В конце зимы, в последней четверти февраля, их вызвали в правление спортивного общества. Правление занимало тихий кирпичный особняк, расположенный на малолюдной непопулярной московской улице, совершенно не задетой временем, и в силу своей забытости, непопулярности сохранившей какой-то полуцерковный, полумещанский провинциальный облик. Когда Тарасов бывал на этой улице, то ему казалось, что он находится в каком-то невзаправдашнем киношном городе, построенном специально для съемок, что стоит ему пройти буквально немного, как он увидит бутафорские окна с надписью «Аптека провизора П. Блаунштейна», чуть далее вывеску, прибитую посреди вылезшего на тротуар флигеля «Посетите ресторан «Розовое счастье!» и фотоателье с тяжелыми плюшевыми шторами, затеняющими высокие стрельчатые проемы с тяжелыми стеклами. Но ничего этого не было.

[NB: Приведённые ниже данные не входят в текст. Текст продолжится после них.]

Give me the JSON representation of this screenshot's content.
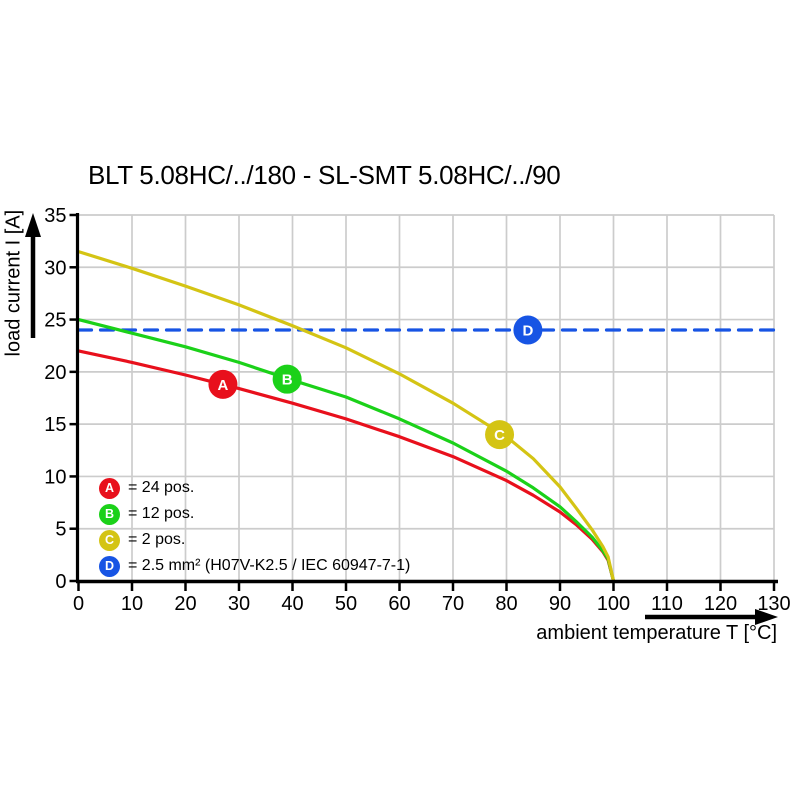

Они явились в правление, как и было указано в телеграмме, в десять ноль-ноль, каждый — «при полном при параде», поднялись на второй этаж в приемную.
Перекинулись недоумевающими взглядами — может, они что-нибудь недостойное спортсмена совершили, допустили ошибку в горах, сподличали, бросили кого-нибудь в беде? Нет, ни за кем из них подобных грехов не числилось: ни за Тарасовым, ни за Студенцовым, ни за Присыпко, каждый мог, прибегая к штампованному сравнению, смело смотреть людям в глаза. Тогда зачем же их вызвали сюда?
Секретарша в приемной была новенькая — недавно поступила на работу. Красивая, кокетливая, — Студенцов сразу сделал охотничью стойку, да, увы, секретарша на нем даже взгляд ни разу не остановила — девочка строгой оказалась и неприступной, как военный замок времен Тиля Уленшпигеля. Студенцов короткими разочарованными шагами отодвинулся от стола секретарши — совсем не альпинист, не воин, не гусар, а какой-то обиженный мальчишка, — начал рассматривать плакаты, густо налепленные на стенах начальнического предбанника.
Встав из-за стола, на котором гнездились несколько телефонных аппаратов — все разных размеров и разной конструкции, секретарша строгой деловой поступью блюстителя учрежденческой дисциплины приблизилась к кожаной двери начальника — и тут оказалось, что этой строгости и деловитости хватило ровно настолько, чтобы дойти до двери; в саму же дверь она проскользнула боком, исполненная робости и уважения к тому человеку, чей предбанник ей доверено было охранять, бесшумно закрыла за собой массивные, обитые натуральной кожей врата.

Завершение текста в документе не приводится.